Following are excerpts of remarks delivered by U.S. Senate
Majority Leader Mitch McConnell (R-KY) December 5 on the Senate
floor regarding nominations and religious freedom:
I want to take a moment to help clarify why I and millions of
other Americans care so much about having federal judges who
believe in the radical notion that words matter and that a judge's
job is to follow the law and the Constitution.
Take, for one example, the subject of religious freedom.
The liberty of conscience and the freedom to live out our faiths
has been a foundational principle from the Republic's earliest
days. Many of the first Europeans who arrived in the New World came
here fleeing religious persecution.
In the last several years, some of our Democratic colleagues
have tried literally to impose religious tests on nominees for
federal office. Just take the No Religious Test Clause and the
First Amendment and throw them right out the window.
Judge Brian Buescher, now a district judge in Nebraska, was
attacked by two Democrats on the Judiciary Committee for being a
faithful Catholic and a member of the mainstream, worldwide
Catholic group, the Knights of Columbus. In written questions, one
senator called standard Catholic teachings "extreme
positions" and asked if he'd dial down his personal faith
practice if confirmed. As our colleague Senator Sasse observed at
the time, Democrats were transparently implying that "Brian's
religious beliefs, and his affiliation with this Catholic,
religious, fraternal organization, might make him unfit for
service& [it's] plainly unconstitutional."

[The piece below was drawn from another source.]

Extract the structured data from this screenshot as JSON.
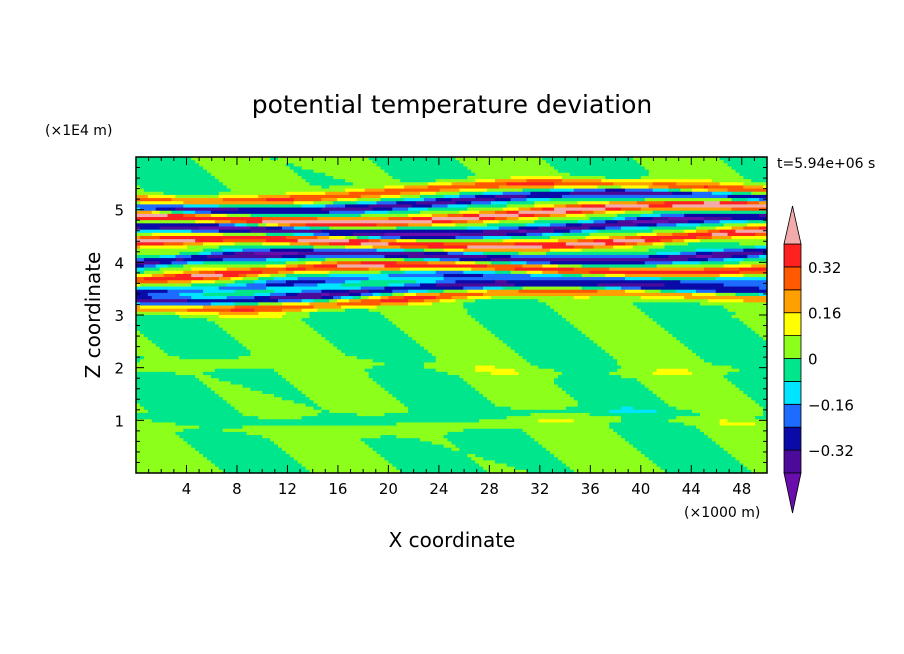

Judge Amy Coney Barrett, now a circuit judge on the Seventh
Circuit, was likewise subjected to a religious test during a
confirmation hearing. One Democrat senator literally asked: "Do
you consider yourself an orthodox Catholic?" Another offered
this bizarre and ominous remark: "The dogma lives loudly within
you, and that's a concern."
So, look- these warning signs on religious freedom are popping
up everywhere the modern political left rears its head.
Religious freedom in America has never meant, and will never
mean, solely the freedom to worship privately. It has never meant,
and will never mean, the ability to practice only a subset of
faiths acceptable to some subset of politicians. It means the right
to live your life according to the dictates of your faith and
conscience - free from government coercion.
If those statements strike anybody in this chamber as remotely
controversial, that is exactly why
President Trump, Senate Republicans, and millions of Americans are
focused on confirming federal judges who will apply our
Constitution as it was originally understood.